The Canadian dollar rallied even as many provinces imposed fresh coronavirus lockdowns and restrictions at the end of March.  Most are still in effect today.  Canada was “Johnny-come-lately” to the COVID-19 vaccine sweepstakes, but investors didn’t care.  They seem to believe that if the virus didn’t kill you, the money you couldn’t spend would burn a hole in your pocket.  The Bank of Canada agrees.  They boosted their 2021 growth forecast to 6.5% from 4.3% previously.

The Bank of Canada may also be the first G-10 central bank to raise interest rates, and that news gave the Canadian dollar a big boost.  The BoC said that their improved outlook meant they would need to hike interest rates in the second half of 2022.  In contrast, Fed Chair Jerome Powell and his colleagues are adamant that the US economy requires ample accommodative monetary policy.  They say the Fed is a long way from achieving its dual mandate and will leave US rates unchanged until 2023.

In summary, the Canadian dollar soars as COVID-19 vaccines allow the domestic economy to reopen, unleashing a tsunami of pent-up consumer demand, forcing a modest hike in interest rates. That scenario suggests the Canadian dollar will extend gains to 87.50 cents to 1 US dollar (1.1428).

But there won’t be any glory to the rebound story if the gains are transitory.

Transitory is not the term to describe the Mayor of Toronto riding a bus.  It is merely the latest popular adjective in central bank vernacular.

Officials think it makes them sound more intelligent than if they just said “temporary.”

Canadian dollar gains may prove temporary. 

Traders ignored last week’s report from the Canadian Parliamentary Budget Office.  The PBO noted that the governments projected budget deficit is understated by about $5.6 billion.

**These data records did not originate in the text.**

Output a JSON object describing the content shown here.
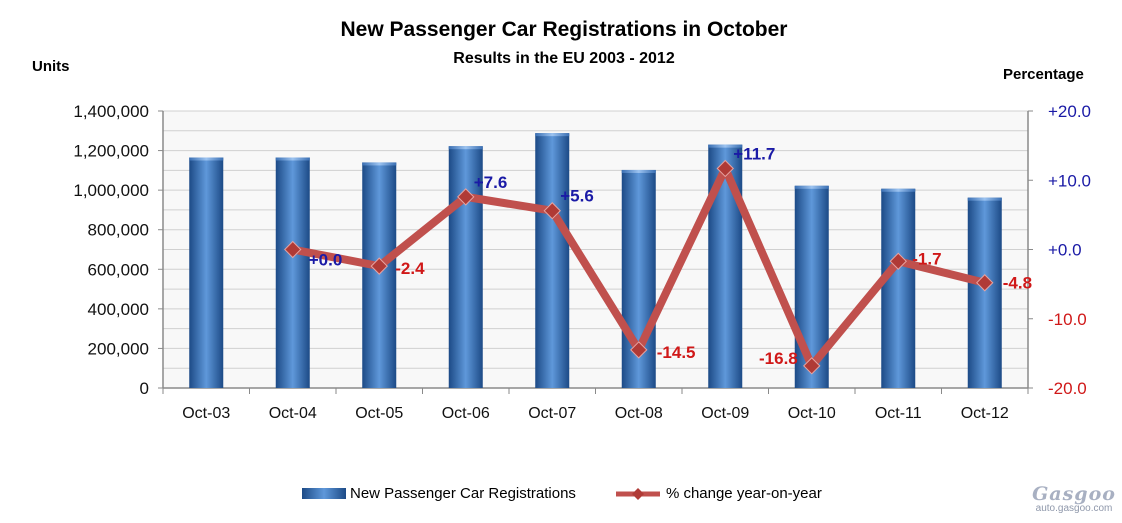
{
  "chart_data": {
    "type": "bar",
    "title": "New Passenger Car Registrations in October",
    "subtitle": "Results in the EU 2003 - 2012",
    "ylabel_left": "Units",
    "ylabel_right": "Percentage",
    "categories": [
      "Oct-03",
      "Oct-04",
      "Oct-05",
      "Oct-06",
      "Oct-07",
      "Oct-08",
      "Oct-09",
      "Oct-10",
      "Oct-11",
      "Oct-12"
    ],
    "series": [
      {
        "name": "New Passenger Car Registrations",
        "type": "bar",
        "axis": "left",
        "values": [
          1165000,
          1165000,
          1140000,
          1222000,
          1288000,
          1102000,
          1230000,
          1022000,
          1007000,
          962000
        ]
      },
      {
        "name": "% change year-on-year",
        "type": "line",
        "axis": "right",
        "values": [
          null,
          0.0,
          -2.4,
          7.6,
          5.6,
          -14.5,
          11.7,
          -16.8,
          -1.7,
          -4.8
        ],
        "labels": [
          null,
          "+0.0",
          "-2.4",
          "+7.6",
          "+5.6",
          "-14.5",
          "+11.7",
          "-16.8",
          "-1.7",
          "-4.8"
        ]
      }
    ],
    "ylim_left": [
      0,
      1400000
    ],
    "yticks_left": [
      "0",
      "200,000",
      "400,000",
      "600,000",
      "800,000",
      "1,000,000",
      "1,200,000",
      "1,400,000"
    ],
    "ylim_right": [
      -20,
      20
    ],
    "yticks_right": [
      "-20.0",
      "-10.0",
      "+0.0",
      "+10.0",
      "+20.0"
    ],
    "grid": true,
    "legend_position": "bottom",
    "colors": {
      "bar_dark": "#1c4a86",
      "bar_light": "#5f98da",
      "line": "#c0504d",
      "marker": "#b03a36",
      "positive_label": "#1a1aa6",
      "negative_label": "#d01818",
      "right_axis_text": "#1a1aa6",
      "right_axis_text_negative": "#d01818",
      "plot_background": "#f8f8f8",
      "grid": "#d0d0d0"
    }
  },
  "watermark": {
    "brand": "Gasgoo",
    "url": "auto.gasgoo.com"
  }
}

The budget overstates the impact of stimulus spending.   The PBO also notes that the government’s decision to stabilize the federal debt ratio at a higher level means any substantial new spending would require higher revenues or spending cuts.

Oil price gains may run into headwinds.  The IEA prediction of a return to pre-pandemic supply-demand levels may be too optimistic, especially if US producers find WTI at $65.00/barrel attractive. Iran’s crude production is expected to return to 3.9 million barrels per day if the US eases sanctions, which could happen by the end of May. 

Inflation reared its ugly head in the US.  The Consumer Price Index (CPI) jumped to 4.2% y/y from 2.6% in March.  That raised eyebrows again, at the Fed.  Vice-Chair Richard Clarida said he was “surprised” at the inflation reading and described Friday’s nonfarm payrolls report as “disappointing.” He repeated the Fed mantra that price increases are transitory.  Treasury yields jumped to 1.693% from 1.61% following the CPI release. Will Mr Clarida be surprised or disappointed if yields break above 1.75%?   Either reaction could lead to US interest rates rising sooner than expected.

This week’s Canadian dollar slide halted right on the 83.00 cent to 1 US dollar level, the equivalent of 1.2048. It is also important from a long term Fibonacci retracement perspective as it represents the 50% retracement of the 2011-2020 range.  If it holds, it suggests 1.2050-1.2650 consolidation.

Dickens wrote A Tale of Two Cities in uncertain times.   Global geopolitical tensions, coronavirus variants and renewed inflation risks will determine if these are the best of times or worst of times for the Canadian dollar.